Aggressive Bodenständigkeit auf Schritt und Tritt: Wer nicht holländische Mähdrescher fährt und Glocken schwingt - oder zumindest beides zu den grossen eidgenössischen Kulturgütern zählt -, den wollen wir nicht, den fegen wir hinweg. Längst übersteigt die Begeisterung für Blocher das sonst landesübliche Mass und wird zur bedingungslosen Liebe. Da tönt es nicht mehr, «de Blocher seit, was mir tänked», sondern «de Blocher isch öise Retter». Ein Retter allerdings, dessen Anhänger über wenig Demoerfahrung verfügen. Immer wieder klaffen mehrere Meter lange Lücken im Kundgebungszug, die Wagen sind dilettantisch geschmückt - und der Zürcher Ständeratskandidat Toni Bortoluzzi («Ein Mann, ein Wort») dürfte nach dem samstäglichen Plakate-Overkill auch manchem SVPler zum Hals raushängen.

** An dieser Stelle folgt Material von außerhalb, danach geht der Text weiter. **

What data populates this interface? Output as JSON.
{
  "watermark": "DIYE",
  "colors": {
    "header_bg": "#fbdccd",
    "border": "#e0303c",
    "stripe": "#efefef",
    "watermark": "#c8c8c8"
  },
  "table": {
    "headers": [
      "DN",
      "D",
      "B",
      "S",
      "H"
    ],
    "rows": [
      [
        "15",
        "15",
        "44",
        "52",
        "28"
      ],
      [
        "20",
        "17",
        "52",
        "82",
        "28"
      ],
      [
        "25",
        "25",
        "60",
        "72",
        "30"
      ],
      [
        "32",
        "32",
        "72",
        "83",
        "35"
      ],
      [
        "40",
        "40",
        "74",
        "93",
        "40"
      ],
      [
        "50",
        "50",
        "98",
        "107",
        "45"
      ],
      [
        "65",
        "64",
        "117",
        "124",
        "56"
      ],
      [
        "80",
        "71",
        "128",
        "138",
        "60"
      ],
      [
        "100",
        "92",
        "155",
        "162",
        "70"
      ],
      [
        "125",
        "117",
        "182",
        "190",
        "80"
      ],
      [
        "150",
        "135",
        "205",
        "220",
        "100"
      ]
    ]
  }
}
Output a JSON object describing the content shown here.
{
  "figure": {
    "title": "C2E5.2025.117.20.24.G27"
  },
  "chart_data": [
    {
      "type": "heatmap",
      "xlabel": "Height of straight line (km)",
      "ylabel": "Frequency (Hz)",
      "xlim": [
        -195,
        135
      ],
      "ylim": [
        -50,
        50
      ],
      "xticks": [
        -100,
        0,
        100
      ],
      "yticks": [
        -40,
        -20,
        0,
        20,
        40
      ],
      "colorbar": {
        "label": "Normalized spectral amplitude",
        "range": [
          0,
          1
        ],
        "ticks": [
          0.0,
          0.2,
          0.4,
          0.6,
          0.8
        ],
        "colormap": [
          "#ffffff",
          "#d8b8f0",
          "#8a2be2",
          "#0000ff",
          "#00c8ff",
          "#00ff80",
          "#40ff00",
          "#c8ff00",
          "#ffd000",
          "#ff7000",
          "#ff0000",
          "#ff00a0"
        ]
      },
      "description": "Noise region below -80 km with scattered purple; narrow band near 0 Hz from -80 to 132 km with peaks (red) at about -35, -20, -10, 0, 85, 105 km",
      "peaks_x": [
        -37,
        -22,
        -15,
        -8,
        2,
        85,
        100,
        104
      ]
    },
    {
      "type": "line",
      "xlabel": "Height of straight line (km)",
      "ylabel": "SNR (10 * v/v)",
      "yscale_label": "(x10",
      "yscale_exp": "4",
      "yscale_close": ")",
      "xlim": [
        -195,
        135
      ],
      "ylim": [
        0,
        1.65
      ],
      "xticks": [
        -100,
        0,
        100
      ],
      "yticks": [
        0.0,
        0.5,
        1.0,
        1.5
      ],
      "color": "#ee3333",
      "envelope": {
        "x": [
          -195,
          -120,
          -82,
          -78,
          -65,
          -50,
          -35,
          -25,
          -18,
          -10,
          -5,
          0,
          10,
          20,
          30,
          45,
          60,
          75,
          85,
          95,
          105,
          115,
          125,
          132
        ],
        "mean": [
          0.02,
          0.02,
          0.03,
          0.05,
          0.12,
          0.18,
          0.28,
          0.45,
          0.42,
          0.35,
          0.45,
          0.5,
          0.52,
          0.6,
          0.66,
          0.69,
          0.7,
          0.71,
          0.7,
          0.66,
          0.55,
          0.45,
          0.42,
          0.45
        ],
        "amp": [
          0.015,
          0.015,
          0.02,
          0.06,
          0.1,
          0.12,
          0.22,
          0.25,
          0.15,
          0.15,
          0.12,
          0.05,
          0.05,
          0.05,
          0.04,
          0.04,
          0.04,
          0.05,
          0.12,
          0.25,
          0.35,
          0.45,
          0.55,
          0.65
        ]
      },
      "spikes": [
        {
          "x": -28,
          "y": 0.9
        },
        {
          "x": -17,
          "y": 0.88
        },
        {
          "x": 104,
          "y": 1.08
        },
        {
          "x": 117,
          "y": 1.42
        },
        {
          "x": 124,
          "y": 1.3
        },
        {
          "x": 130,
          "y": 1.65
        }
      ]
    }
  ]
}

So darf man schmunzeln. Und sogar ein bisschen aufschnaufen, denn Blochers Marsch wirkt, trotz allen bäuerlichen Mythen, auch entmystifizierend. Erstmals zeigt sich die Isolationsschweiz offen auf der Strasse, eine Schweiz der älteren und alten Männer, letztlich eine Schweiz von gestern. Allerdings mag die Kundgebung trügen: Den Nährboden des Meilener Populisten bilden soziale und politische Probleme, die aktuell bleiben. Und Jugendliche machen ebenfalls bei Blocher mit, und zwar nicht nur prügelnd auf der Strasse: Die Junge SVP des Kantons Zürich verzeichnet Zulauf wie keine andere Jungpartei.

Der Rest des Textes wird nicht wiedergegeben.